Paid Parental Leave - a great start

  • Laila Harré
Labour

From July 1 2002 20,000 working women a year will qualify for 12 weeks paid parental leave following the birth or adoption of a child, Labour Minister Margaret Wilson and Associate Labour Minister Laila Harré announced today.

The scheme will cover about two thirds of working mothers who have babies, the rest are either self employed or don’t meet the eligibility criteria set out under the Parental Leave and Employment Protection Act 1987. These women will still qualify for the Parental Tax Credit if they are on low incomes.

Margaret Wilson said paid parental leave is a significant social policy advance and represents a major achievement for the government and the unions and women’s groups who have campaigned for such a change over many years.

“The Labour Party campaigned at the last election for paid parental leave, supporting a 12-week period as soon as economic conditions allowed.

“The scheme as announced today is a cost-effective enhancement of working conditions for New Zealanders. It continues the process of bringing employment conditions in New Zealand into line with the norm for similar countries”.

Laila Harré said the Alliance has consistently put 12 weeks paid parental leave forward as a priority, and today's announcement will go down in history as one of our most significant achievements within the Labour-Alliance Coalition Government.

"This paid parental leave scheme should be seen as a good starting point. It's now up to New Zealanders to decide how it can best be expanded, and how this should be paid for.

“This is the first non means-tested piece of income policy since the family benefit was abolished. The fact that this Government has introduced paid parental leave as a universal provision is a significant shift.”

Eligible women will receive a maximum payment of $325 gross per week, which equates to 53 per cent of New Zealand’s average male and female weekly earnings. The annual gross cost for the scheme is estimated at about $57 million once PTC savings and tax are accounted for. The new government money needed is estimated at around $42 million, including implementation and delivery.

This equates to a net figure (based on a 21 per cent tax rate) of $256.75.

Up to half of female wage and salary earners will get 80 per cent of their earnings, and about one third will get 100 per cent.

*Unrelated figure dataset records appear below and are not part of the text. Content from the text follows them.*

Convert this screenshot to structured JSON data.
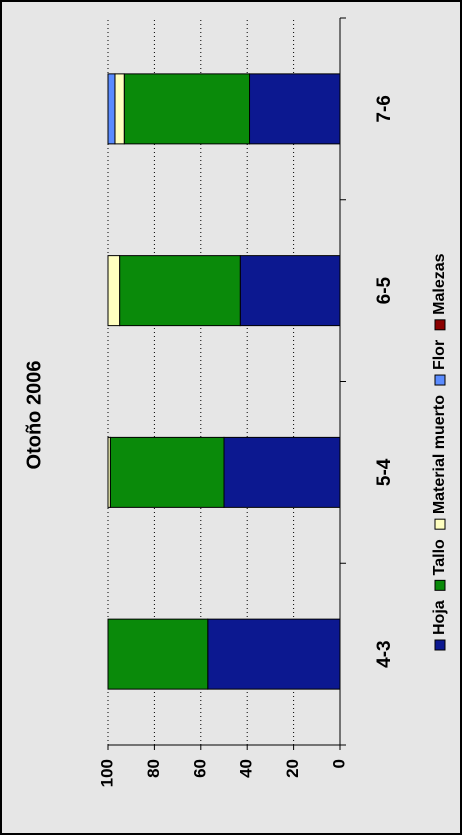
{
  "chart_data": {
    "type": "stacked_bar",
    "title": "Otoño 2006",
    "categories": [
      "4-3",
      "5-4",
      "6-5",
      "7-6"
    ],
    "series": [
      {
        "name": "Hoja",
        "color": "#0c1890",
        "values": [
          57,
          50,
          43,
          39
        ]
      },
      {
        "name": "Tallo",
        "color": "#0a8a0a",
        "values": [
          43,
          49,
          52,
          54
        ]
      },
      {
        "name": "Material muerto",
        "color": "#ffffc0",
        "values": [
          0,
          1,
          5,
          4
        ]
      },
      {
        "name": "Flor",
        "color": "#5b8cff",
        "values": [
          0,
          0,
          0,
          3
        ]
      },
      {
        "name": "Malezas",
        "color": "#8b0000",
        "values": [
          0,
          0,
          0,
          0
        ]
      }
    ],
    "ylim": [
      0,
      100
    ],
    "yticks": [
      0,
      20,
      40,
      60,
      80,
      100
    ],
    "grid": true,
    "legend": "bottom"
  }
}
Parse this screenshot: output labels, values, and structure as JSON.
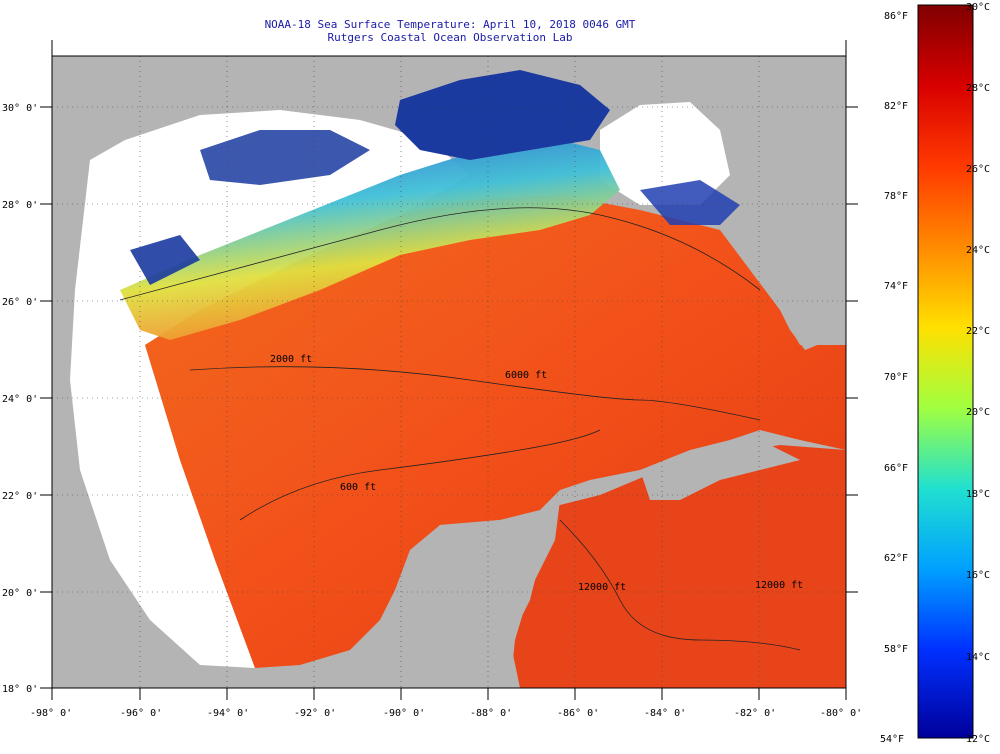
{
  "header": {
    "title": "NOAA-18 Sea Surface Temperature:  April 10, 2018 0046 GMT",
    "subtitle": "Rutgers Coastal Ocean Observation Lab"
  },
  "map": {
    "lon_range": [
      -98,
      -80
    ],
    "lat_range": [
      18,
      31
    ],
    "lon_ticks": [
      "-98° 0'",
      "-96° 0'",
      "-94° 0'",
      "-92° 0'",
      "-90° 0'",
      "-88° 0'",
      "-86° 0'",
      "-84° 0'",
      "-82° 0'",
      "-80° 0'"
    ],
    "lat_ticks": [
      "30° 0'",
      "28° 0'",
      "26° 0'",
      "24° 0'",
      "22° 0'",
      "20° 0'",
      "18° 0'"
    ],
    "contour_labels": [
      "2000 ft",
      "6000 ft",
      "600 ft",
      "12000 ft",
      "12000 ft"
    ],
    "colors": {
      "land": "#b4b4b4",
      "no_data": "#ffffff",
      "warm_water": "#f25a1a",
      "cold_water": "#1a3aa0"
    }
  },
  "colorbar": {
    "fahrenheit_labels": [
      "86°F",
      "82°F",
      "78°F",
      "74°F",
      "70°F",
      "66°F",
      "62°F",
      "58°F",
      "54°F"
    ],
    "celsius_labels": [
      "30°C",
      "28°C",
      "26°C",
      "24°C",
      "22°C",
      "20°C",
      "18°C",
      "16°C",
      "14°C",
      "12°C"
    ],
    "fahrenheit_range": [
      54,
      86
    ],
    "celsius_range": [
      12,
      30
    ]
  }
}
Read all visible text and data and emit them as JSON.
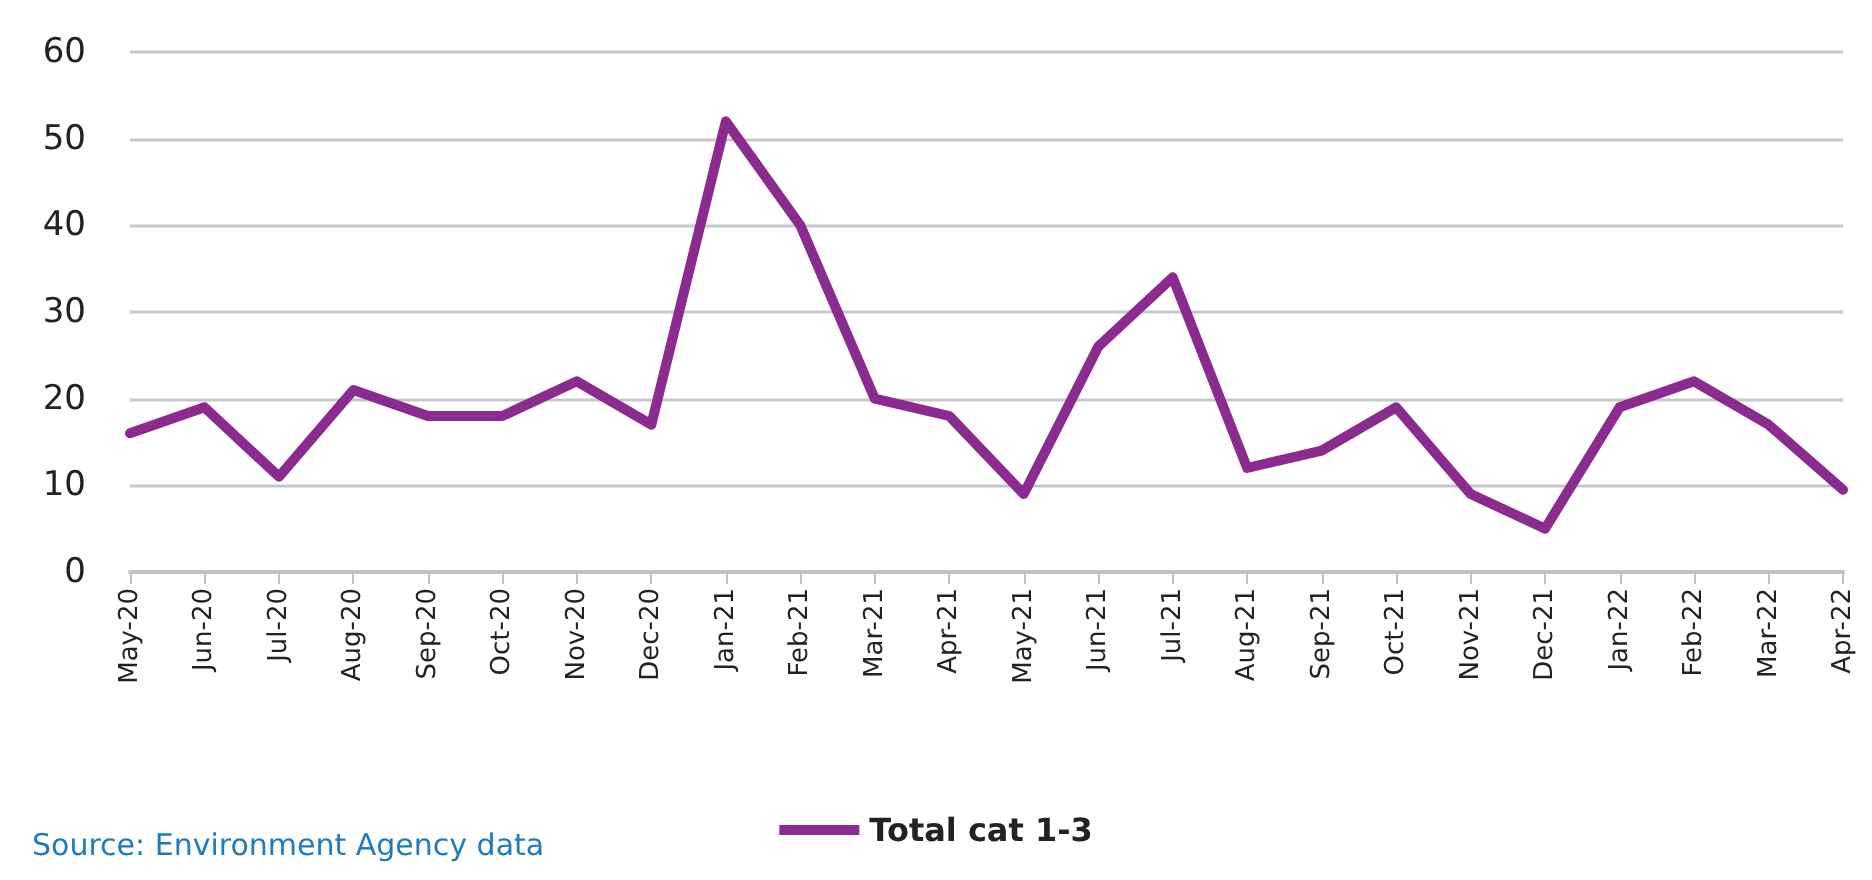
{
  "chart_data": {
    "type": "line",
    "categories": [
      "May-20",
      "Jun-20",
      "Jul-20",
      "Aug-20",
      "Sep-20",
      "Oct-20",
      "Nov-20",
      "Dec-20",
      "Jan-21",
      "Feb-21",
      "Mar-21",
      "Apr-21",
      "May-21",
      "Jun-21",
      "Jul-21",
      "Aug-21",
      "Sep-21",
      "Oct-21",
      "Nov-21",
      "Dec-21",
      "Jan-22",
      "Feb-22",
      "Mar-22",
      "Apr-22"
    ],
    "series": [
      {
        "name": "Total cat 1-3",
        "color": "#8b2a8f",
        "values": [
          16,
          19,
          11,
          21,
          18,
          18,
          22,
          17,
          52,
          40,
          20,
          18,
          9,
          26,
          34,
          12,
          14,
          19,
          9,
          5,
          19,
          22,
          17,
          9.5
        ]
      }
    ],
    "ylim": [
      0,
      60
    ],
    "yticks": [
      0,
      10,
      20,
      30,
      40,
      50,
      60
    ],
    "grid": "y",
    "legend": "bottom",
    "marker": "none",
    "line_style": "solid",
    "annotations": [
      "Source: Environment Agency data"
    ]
  }
}
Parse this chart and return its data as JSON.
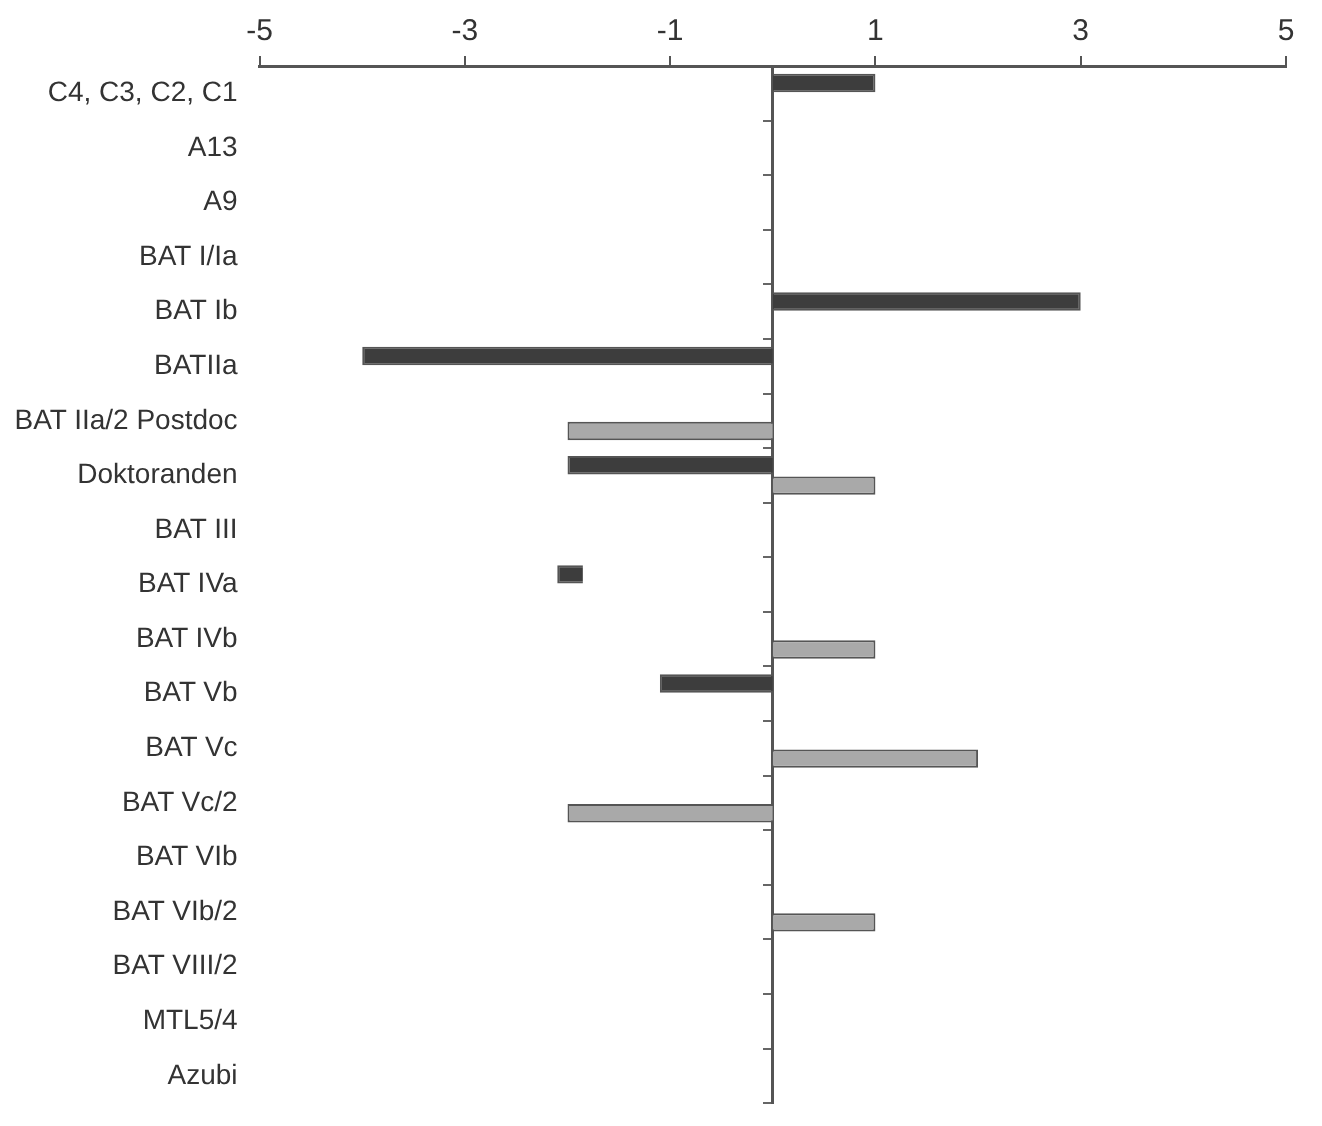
{
  "chart_data": {
    "type": "bar",
    "orientation": "horizontal",
    "categories": [
      "C4, C3, C2, C1",
      "A13",
      "A9",
      "BAT I/Ia",
      "BAT Ib",
      "BATIIa",
      "BAT IIa/2 Postdoc",
      "Doktoranden",
      "BAT III",
      "BAT IVa",
      "BAT IVb",
      "BAT Vb",
      "BAT Vc",
      "BAT Vc/2",
      "BAT VIb",
      "BAT VIb/2",
      "BAT VIII/2",
      "MTL5/4",
      "Azubi"
    ],
    "series": [
      {
        "color": "#3d3d3d",
        "values": [
          1,
          null,
          null,
          null,
          3,
          -4,
          null,
          -2,
          null,
          0.25,
          null,
          -1.1,
          null,
          null,
          null,
          null,
          null,
          null,
          null
        ],
        "base": [
          0,
          null,
          null,
          null,
          0,
          0,
          null,
          0,
          null,
          -2.1,
          null,
          0,
          null,
          null,
          null,
          null,
          null,
          null,
          null
        ]
      },
      {
        "color": "#a9a9a9",
        "values": [
          null,
          null,
          null,
          null,
          null,
          null,
          -2,
          1,
          null,
          null,
          1,
          null,
          2,
          -2,
          null,
          1,
          null,
          null,
          null
        ]
      }
    ],
    "xlim": [
      -5,
      5
    ],
    "xticks": [
      -5,
      -3,
      -1,
      1,
      3,
      5
    ],
    "grid": false,
    "legend": false
  }
}
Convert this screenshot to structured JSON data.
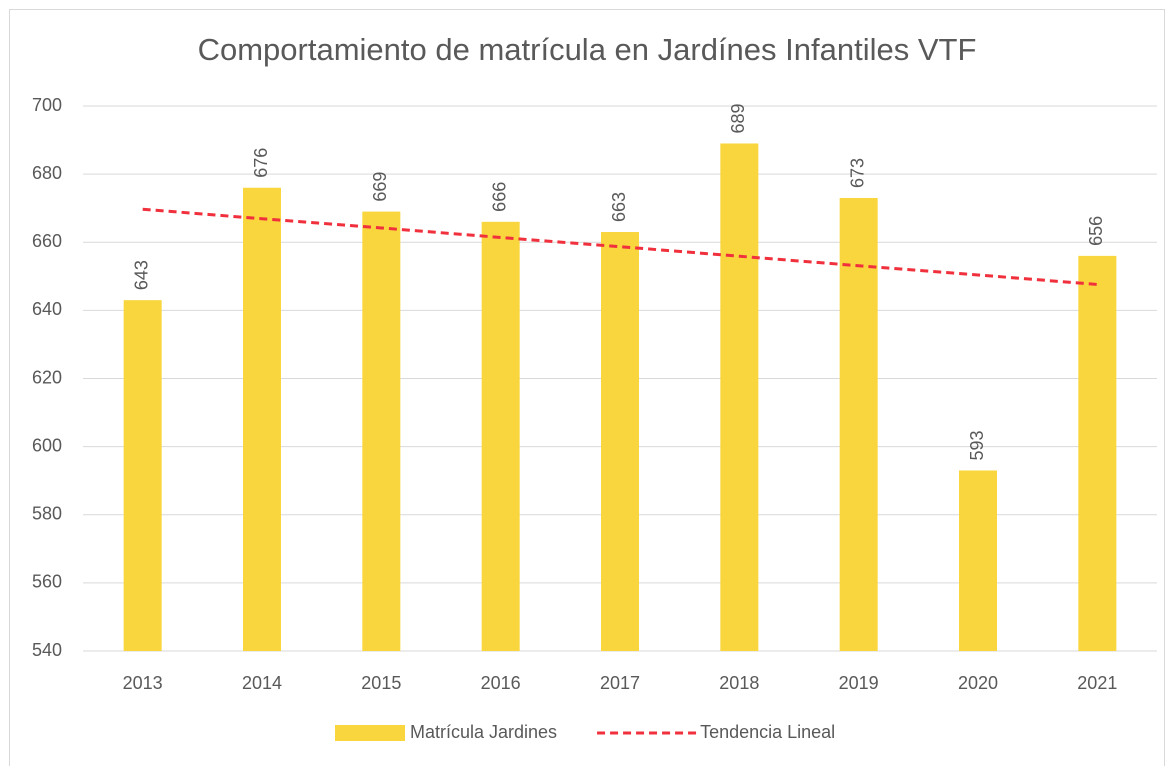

Eligibility for paid parental leave will be based on the existing criteria set out under the Parental Leave and Employment Protection Act 1987.

This means parents who have been in paid employment with a single employer for 10 or more hours a week for a full year before the due birth or adoption date of a child will receive $325 gross per week or 100 per cent of their previous weekly earnings, whichever is lower.

The Department of Labour as the agency responsible for delivery of PPL will be contracting IRD to process the payments. The Department of Labour will be responsible for public information on the scheme and responding to inquiries about eligibility.

Payment can be shared between eligible partners, including those in same sex relationships.

The existing criteria for unpaid extended leave of up to 52 weeks will not change.